The survey also showed dealerships opening up again, with 44% doing business as usual (compared to 27% in April), 34% open by appointment only and 10% selling online only.
NIADA discovered just 11% of dealer survey participants remain closed temporarily — down from 27% — and 1% reported they have closed permanently.
“The leadership came out,” Bonnano told BHPH Report this spring. “They were very quick to adapt to what was going on. Looking back now a year later, those first few weeks some people were thinking is this the end of the world? And rather quickly we were deemed to be essential businesses and now we have to figure out how to continue to operate.

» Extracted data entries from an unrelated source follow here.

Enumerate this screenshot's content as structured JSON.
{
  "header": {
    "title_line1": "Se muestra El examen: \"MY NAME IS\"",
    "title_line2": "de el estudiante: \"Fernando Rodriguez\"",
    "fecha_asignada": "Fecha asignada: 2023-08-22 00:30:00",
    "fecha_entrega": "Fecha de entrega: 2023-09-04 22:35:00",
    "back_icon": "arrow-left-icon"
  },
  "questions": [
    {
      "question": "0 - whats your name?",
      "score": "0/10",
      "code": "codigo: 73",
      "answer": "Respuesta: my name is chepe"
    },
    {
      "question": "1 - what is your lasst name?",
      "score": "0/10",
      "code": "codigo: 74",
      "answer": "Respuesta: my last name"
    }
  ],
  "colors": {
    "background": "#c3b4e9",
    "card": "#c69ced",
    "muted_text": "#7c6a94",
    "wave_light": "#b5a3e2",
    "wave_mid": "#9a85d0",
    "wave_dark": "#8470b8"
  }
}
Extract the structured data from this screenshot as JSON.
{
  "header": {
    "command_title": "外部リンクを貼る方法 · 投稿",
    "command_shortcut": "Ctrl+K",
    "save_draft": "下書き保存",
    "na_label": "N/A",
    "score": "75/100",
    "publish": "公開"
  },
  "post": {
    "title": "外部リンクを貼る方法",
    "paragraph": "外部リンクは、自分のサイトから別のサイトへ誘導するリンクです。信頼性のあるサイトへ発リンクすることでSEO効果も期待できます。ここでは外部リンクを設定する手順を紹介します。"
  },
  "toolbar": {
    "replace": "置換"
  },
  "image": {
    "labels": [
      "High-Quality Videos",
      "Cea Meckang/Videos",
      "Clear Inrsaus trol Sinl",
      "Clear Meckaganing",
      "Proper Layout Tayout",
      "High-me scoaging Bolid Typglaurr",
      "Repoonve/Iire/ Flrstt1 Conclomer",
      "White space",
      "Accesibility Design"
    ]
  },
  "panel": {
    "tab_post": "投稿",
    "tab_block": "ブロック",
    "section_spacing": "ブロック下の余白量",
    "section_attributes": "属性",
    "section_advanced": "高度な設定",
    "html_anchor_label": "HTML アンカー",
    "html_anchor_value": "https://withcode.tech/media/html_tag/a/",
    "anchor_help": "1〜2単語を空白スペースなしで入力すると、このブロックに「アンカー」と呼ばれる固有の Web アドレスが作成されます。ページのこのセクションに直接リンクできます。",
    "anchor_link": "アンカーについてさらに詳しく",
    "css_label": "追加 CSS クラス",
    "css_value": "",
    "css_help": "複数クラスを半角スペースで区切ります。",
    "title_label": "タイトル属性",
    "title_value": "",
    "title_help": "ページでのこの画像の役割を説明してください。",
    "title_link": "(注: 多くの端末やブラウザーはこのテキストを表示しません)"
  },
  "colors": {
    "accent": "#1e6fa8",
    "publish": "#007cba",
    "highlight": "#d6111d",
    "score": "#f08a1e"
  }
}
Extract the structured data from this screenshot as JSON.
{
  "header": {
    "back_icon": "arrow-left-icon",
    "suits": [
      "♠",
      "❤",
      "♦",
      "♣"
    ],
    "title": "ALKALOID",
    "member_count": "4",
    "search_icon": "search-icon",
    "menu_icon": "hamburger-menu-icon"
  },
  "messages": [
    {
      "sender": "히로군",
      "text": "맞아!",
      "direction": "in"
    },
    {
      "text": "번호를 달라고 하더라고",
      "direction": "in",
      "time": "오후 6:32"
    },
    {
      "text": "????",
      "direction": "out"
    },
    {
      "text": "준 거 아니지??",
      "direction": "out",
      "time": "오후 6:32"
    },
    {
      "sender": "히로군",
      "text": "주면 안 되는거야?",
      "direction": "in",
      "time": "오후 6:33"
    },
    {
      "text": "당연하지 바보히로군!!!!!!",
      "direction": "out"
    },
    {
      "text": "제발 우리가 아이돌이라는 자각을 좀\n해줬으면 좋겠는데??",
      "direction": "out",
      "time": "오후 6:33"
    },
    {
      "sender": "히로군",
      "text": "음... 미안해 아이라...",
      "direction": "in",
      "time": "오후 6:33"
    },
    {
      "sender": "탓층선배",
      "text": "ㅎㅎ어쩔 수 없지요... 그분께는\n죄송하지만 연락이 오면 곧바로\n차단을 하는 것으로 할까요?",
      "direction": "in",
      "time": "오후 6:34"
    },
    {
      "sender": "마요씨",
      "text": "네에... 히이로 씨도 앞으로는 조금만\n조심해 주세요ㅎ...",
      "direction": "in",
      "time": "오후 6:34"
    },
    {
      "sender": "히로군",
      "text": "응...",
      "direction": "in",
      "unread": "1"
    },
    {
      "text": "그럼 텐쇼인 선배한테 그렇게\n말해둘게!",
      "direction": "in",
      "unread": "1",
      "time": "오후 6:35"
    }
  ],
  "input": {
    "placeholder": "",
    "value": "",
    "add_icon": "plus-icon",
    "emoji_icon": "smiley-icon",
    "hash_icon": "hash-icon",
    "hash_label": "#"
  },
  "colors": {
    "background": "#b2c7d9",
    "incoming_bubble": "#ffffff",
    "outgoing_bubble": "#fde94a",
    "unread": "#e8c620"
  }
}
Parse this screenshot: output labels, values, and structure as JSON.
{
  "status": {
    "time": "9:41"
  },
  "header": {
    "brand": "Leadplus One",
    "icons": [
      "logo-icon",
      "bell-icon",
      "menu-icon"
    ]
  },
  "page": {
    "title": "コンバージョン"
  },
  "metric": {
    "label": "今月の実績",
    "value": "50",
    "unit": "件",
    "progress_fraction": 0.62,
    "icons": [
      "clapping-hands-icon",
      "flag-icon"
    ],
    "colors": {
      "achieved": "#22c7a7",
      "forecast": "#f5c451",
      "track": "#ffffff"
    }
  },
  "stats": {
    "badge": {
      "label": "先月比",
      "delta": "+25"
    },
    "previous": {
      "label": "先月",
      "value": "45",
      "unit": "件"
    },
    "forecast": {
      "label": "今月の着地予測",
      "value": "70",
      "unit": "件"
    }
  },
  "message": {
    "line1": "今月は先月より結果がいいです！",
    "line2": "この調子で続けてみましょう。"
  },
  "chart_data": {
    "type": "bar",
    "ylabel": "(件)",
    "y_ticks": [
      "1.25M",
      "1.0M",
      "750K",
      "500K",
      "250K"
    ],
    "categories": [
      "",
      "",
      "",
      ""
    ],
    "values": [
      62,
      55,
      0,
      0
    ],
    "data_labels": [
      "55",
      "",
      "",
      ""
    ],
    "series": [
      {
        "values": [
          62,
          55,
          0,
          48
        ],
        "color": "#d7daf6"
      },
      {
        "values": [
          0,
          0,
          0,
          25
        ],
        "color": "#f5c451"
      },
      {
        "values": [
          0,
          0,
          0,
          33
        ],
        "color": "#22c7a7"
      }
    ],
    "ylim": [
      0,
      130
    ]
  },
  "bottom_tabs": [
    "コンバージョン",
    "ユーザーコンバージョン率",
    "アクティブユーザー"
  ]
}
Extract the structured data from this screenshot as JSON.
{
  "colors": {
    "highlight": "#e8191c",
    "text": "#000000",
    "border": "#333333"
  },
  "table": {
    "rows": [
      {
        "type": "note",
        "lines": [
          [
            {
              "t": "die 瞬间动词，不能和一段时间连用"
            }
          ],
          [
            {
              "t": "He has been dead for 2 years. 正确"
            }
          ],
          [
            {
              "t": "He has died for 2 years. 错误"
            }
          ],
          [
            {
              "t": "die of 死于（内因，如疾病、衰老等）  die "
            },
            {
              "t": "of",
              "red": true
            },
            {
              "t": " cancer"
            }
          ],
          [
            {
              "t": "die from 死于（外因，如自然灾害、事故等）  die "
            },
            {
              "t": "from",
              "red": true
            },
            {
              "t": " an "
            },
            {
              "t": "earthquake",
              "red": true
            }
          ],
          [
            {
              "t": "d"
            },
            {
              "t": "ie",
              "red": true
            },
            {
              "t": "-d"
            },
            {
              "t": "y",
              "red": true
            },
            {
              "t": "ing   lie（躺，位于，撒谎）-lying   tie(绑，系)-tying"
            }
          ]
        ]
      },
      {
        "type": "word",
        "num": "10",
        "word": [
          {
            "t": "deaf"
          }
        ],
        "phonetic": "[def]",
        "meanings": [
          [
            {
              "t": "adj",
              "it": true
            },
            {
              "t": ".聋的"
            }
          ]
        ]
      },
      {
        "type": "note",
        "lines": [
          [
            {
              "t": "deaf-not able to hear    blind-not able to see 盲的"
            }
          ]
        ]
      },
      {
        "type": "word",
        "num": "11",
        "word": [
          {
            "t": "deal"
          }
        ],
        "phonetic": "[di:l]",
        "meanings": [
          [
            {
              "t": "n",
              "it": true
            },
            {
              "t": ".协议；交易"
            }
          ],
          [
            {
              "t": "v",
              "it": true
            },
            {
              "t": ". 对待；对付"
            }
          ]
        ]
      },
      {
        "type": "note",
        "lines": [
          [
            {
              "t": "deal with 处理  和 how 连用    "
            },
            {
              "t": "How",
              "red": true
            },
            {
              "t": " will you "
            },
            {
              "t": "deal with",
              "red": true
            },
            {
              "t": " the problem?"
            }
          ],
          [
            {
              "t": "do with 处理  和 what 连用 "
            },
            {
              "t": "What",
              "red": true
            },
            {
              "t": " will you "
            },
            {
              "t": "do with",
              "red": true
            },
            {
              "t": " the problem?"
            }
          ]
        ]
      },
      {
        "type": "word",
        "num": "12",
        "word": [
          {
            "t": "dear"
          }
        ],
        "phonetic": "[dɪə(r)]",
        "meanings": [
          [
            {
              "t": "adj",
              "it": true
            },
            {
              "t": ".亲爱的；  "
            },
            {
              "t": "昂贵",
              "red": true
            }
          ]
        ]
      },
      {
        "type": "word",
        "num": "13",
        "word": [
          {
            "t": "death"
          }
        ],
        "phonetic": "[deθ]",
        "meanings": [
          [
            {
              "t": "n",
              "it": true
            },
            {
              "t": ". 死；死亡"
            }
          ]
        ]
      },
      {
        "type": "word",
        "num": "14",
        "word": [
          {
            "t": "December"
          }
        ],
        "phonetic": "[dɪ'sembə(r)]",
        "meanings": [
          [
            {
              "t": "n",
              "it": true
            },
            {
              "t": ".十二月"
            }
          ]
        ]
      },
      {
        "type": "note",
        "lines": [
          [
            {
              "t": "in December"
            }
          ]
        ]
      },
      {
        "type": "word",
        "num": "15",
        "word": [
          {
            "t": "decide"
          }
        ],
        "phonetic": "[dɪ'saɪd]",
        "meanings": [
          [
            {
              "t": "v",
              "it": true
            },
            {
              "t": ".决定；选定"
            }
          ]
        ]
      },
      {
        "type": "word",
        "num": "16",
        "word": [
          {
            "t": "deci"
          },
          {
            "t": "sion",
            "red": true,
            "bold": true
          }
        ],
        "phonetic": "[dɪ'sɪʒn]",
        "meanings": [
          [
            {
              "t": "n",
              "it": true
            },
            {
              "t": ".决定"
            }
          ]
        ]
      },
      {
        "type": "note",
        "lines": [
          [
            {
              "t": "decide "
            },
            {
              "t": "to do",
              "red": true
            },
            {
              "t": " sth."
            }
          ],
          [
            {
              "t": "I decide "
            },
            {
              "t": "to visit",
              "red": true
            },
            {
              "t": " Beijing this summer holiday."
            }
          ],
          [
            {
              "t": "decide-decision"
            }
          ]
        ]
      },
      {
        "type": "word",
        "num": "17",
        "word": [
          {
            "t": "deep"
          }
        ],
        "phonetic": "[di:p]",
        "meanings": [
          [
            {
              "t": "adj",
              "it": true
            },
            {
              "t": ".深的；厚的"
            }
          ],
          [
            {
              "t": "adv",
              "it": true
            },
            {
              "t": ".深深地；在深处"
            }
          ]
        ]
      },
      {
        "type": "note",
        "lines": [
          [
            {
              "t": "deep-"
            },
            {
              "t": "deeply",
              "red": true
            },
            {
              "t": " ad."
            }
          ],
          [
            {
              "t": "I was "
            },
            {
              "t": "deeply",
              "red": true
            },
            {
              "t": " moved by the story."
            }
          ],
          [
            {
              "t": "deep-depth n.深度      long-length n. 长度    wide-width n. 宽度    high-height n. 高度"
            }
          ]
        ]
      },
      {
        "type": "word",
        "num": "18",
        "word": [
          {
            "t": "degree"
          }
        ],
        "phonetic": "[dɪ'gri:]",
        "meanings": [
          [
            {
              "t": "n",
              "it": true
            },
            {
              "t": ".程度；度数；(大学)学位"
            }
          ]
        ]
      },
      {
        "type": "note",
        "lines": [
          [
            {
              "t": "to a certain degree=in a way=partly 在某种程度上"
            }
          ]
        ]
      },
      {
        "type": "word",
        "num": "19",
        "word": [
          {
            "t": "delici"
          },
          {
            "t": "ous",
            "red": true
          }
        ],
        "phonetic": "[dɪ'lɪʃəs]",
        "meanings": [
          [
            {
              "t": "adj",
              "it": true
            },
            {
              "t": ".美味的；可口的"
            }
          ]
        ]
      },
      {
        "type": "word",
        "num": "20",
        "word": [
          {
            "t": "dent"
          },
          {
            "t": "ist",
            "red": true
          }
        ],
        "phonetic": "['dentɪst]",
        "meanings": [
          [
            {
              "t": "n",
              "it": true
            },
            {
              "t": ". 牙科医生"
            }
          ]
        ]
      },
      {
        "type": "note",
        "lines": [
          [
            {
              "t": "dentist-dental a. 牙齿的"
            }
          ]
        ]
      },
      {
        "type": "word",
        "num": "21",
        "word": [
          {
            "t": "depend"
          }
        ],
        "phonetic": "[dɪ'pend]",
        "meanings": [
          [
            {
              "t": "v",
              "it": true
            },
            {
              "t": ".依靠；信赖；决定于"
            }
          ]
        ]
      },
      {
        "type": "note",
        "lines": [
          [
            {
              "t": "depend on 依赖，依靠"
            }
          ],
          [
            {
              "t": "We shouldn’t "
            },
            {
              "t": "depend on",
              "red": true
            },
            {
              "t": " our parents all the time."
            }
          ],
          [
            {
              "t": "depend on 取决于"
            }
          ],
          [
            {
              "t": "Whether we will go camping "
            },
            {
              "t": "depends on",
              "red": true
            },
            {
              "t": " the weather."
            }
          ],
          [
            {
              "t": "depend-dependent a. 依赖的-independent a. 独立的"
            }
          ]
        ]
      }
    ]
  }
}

“Everybody jumped right in there and we learned that we can buy cars online. We’ve been telling dealers for a long time that the digital world of buying is here. We definitely learned that we can collect remotely. I’ve got some companies where their collectors are still at home. They’ve basically been given the option to work from home as long as their productivity stays high and the results are good. And we can sell cars by appointment, sell them remotely, do it digitally. Again, everybody adapted real quickly like that,” he continued.
“As moderators and trainers, we’ve been talking about digital retailing, not digital marketing, for a long time. Car dealers in general sometimes are slow adopters. But being pushed into this, they recognized rather quickly that we can make this work and they did,” Bonnano went on to say.